En 1.930, José Villa García decidió jubilarse después de cuarenta años de abnegado y ejemplar servicio en la Guardia Civil. Un año antes, había fallecido su esposa Rosario de la que su hija mayor había heredado el nombre. Cómo sargento primero, llegó a ser comandante del puesto de Écija durante cuatro años, y tuvo a sus ordenes a ocho números y dos cabos. A diario, cómo una rutina inexcusable, patrullaba a lomos de su caballo blanco por los alrededores de la localidad. Después recorría las calles principales hasta que finalmente llegaba a la Casa Cuartel y se metía en su despacho para atender el ingente papeleo que generaba un puesto cómo el de Écija. Su matutino paseo a caballo era motivado porque creía que era bueno que los vecinos tuvieran en el una referencia visual, y sabía, porque así se lo había dicho los más allegados, que a los vecinos les gustaba. De hecho, la delincuencia en el pueblo se había reducido desde que él estaba de comandante del puesto, y se limitaba a algún esporádico robo de gallinas y a alguna bronca tabernaria producto del alcohol y los naipes.

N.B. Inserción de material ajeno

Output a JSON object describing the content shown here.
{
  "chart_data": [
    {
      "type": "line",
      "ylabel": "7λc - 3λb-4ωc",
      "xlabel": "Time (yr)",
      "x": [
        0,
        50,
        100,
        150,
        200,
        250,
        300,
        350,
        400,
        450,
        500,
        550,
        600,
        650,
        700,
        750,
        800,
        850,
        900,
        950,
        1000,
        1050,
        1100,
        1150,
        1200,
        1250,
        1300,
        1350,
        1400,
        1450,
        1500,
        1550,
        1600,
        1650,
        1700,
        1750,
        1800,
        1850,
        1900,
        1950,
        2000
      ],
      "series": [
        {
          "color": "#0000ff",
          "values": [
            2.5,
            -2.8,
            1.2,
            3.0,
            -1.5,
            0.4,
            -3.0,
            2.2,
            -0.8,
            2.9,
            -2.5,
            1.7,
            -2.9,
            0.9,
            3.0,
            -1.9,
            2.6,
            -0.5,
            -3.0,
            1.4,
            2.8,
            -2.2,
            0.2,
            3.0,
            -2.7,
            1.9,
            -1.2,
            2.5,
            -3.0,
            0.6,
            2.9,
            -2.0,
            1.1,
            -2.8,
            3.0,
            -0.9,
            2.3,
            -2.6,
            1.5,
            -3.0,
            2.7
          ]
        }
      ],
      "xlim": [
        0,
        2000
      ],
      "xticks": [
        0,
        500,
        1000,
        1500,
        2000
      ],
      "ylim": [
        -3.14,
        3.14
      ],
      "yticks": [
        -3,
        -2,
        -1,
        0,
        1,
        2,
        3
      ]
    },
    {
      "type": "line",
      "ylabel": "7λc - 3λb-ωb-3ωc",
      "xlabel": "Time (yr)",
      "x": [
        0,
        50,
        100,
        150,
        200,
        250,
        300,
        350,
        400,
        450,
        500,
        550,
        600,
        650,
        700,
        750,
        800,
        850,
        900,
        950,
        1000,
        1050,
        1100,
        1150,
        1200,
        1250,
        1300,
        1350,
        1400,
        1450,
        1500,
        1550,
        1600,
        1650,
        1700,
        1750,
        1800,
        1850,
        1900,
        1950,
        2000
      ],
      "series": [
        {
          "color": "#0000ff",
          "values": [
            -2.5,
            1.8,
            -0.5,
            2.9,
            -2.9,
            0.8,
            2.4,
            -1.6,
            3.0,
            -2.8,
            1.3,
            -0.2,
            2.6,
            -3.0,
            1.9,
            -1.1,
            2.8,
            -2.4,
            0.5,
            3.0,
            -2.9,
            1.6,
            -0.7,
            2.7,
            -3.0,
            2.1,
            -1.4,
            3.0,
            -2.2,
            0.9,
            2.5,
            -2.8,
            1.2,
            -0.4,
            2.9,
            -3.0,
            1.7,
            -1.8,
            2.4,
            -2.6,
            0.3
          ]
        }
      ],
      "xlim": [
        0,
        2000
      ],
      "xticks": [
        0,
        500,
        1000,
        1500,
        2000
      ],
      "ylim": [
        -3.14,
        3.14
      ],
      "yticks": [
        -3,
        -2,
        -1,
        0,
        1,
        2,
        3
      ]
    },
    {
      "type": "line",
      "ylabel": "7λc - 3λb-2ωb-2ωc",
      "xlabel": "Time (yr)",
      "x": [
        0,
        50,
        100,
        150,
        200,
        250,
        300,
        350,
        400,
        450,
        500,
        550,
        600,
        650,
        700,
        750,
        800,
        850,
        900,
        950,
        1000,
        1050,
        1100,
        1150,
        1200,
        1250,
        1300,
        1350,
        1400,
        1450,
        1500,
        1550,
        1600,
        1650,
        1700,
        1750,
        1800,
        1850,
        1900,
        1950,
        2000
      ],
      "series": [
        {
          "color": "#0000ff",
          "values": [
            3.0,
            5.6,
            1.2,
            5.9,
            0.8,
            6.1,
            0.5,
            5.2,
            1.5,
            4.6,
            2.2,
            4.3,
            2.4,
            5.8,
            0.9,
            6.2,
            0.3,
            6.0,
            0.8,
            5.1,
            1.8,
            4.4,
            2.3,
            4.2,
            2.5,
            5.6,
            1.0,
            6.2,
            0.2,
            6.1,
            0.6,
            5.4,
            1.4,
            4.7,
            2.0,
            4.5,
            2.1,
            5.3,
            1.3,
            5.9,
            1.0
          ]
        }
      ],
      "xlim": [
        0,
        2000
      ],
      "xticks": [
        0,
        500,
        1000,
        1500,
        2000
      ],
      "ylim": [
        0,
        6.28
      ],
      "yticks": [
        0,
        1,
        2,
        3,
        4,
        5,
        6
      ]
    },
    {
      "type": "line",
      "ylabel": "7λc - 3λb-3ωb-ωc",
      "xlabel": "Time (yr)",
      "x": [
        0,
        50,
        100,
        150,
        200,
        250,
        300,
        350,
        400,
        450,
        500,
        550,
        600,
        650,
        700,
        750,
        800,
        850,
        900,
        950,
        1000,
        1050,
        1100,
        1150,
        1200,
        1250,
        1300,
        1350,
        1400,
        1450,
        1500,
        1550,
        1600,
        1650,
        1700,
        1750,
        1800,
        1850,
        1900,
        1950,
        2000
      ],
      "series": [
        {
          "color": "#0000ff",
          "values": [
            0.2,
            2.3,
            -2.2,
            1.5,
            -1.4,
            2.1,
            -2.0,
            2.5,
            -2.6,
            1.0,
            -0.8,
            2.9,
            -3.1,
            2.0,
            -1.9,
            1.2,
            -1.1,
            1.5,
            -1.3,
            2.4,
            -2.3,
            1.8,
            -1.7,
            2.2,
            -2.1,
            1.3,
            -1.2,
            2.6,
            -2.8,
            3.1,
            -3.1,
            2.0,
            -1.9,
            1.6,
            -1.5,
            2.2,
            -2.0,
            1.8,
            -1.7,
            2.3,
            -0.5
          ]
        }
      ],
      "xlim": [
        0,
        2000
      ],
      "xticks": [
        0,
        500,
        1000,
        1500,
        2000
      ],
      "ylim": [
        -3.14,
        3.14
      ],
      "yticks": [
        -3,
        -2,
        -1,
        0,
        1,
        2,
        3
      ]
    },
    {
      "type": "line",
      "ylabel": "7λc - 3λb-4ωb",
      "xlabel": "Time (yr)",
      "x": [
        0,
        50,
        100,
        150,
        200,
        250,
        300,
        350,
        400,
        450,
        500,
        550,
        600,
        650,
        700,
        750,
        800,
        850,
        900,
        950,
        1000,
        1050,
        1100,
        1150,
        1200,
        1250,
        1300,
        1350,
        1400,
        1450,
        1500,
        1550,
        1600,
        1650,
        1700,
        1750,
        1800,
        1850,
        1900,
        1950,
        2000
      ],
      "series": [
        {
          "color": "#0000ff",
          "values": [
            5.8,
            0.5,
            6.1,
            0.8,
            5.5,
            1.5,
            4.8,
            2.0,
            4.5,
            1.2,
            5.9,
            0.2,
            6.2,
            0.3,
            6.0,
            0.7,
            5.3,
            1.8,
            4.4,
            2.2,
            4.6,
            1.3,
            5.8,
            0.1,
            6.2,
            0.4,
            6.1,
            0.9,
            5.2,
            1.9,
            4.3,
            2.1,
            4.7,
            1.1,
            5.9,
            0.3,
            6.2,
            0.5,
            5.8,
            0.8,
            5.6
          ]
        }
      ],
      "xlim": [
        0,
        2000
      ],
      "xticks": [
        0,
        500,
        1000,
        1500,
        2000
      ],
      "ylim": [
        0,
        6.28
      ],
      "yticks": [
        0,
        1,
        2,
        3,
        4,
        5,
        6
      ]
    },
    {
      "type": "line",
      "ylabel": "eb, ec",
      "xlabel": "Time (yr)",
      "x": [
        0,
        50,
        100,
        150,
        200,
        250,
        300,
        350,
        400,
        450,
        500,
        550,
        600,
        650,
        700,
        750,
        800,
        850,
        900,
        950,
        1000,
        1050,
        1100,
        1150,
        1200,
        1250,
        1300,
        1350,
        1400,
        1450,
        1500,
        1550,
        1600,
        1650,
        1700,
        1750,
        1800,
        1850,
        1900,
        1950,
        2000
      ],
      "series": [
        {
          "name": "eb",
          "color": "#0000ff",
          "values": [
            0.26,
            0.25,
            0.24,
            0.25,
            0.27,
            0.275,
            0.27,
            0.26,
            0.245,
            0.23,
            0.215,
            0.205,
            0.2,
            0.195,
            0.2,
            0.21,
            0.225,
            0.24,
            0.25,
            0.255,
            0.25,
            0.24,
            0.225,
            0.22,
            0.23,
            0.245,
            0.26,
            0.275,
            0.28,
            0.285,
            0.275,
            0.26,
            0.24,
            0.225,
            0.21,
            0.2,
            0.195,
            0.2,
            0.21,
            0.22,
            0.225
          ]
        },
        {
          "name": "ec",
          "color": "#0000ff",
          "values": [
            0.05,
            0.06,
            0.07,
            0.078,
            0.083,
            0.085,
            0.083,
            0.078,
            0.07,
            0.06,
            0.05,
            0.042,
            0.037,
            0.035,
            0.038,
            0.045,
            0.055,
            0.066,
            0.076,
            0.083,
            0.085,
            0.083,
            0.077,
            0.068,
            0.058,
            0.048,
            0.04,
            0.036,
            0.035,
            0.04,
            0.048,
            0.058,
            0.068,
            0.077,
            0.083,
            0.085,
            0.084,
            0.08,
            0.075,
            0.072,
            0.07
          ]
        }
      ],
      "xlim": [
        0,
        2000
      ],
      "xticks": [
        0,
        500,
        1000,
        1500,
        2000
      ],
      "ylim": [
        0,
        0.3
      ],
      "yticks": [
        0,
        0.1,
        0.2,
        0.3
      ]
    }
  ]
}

Pero ya estaba harto, las exigencias por parte de la comandancia, en manos de lo que el calificaba cómo “chusma”, cada vez eran mayores. La gota que colmó el vaso fue la llegada de un tenientucho chusquero y arrogante, casi recién salido de la academia, que solo llevaba un año de servicio, y que cómo merito principal tenía el saber maniobrar por la comandancia adulando a los superiores. Se hizo cargo del puesto y cómo José Villa consideró inaceptable estar a las ordenes de semejante botarate, decidió pedir la jubilación. Toda la familia se trasladó de Écija a Sevilla dónde alquiló un piso en el Arenal, en la calle Adriano, frente a la capilla de la Piedad, sede de la hermandad del Baratillo, a espaldas de la Maestranza.

 

Tenía buenas relaciones con los compañeros del Gobierno Militar, por dónde se pasaba de vez en cuando, y con los de la Maestranza de Artillería, que también estaba próxima y a tiro de piedra de su casa. Frecuentaba los cafés de los alrededores y charlaba con ellos, por eso, sabía que algo se estaba preparando aunque nadie soltaba prenda, y sospechaba que, lo que fuera, se había puesto en marcha. El tiroteo lo ponía de manifiesto.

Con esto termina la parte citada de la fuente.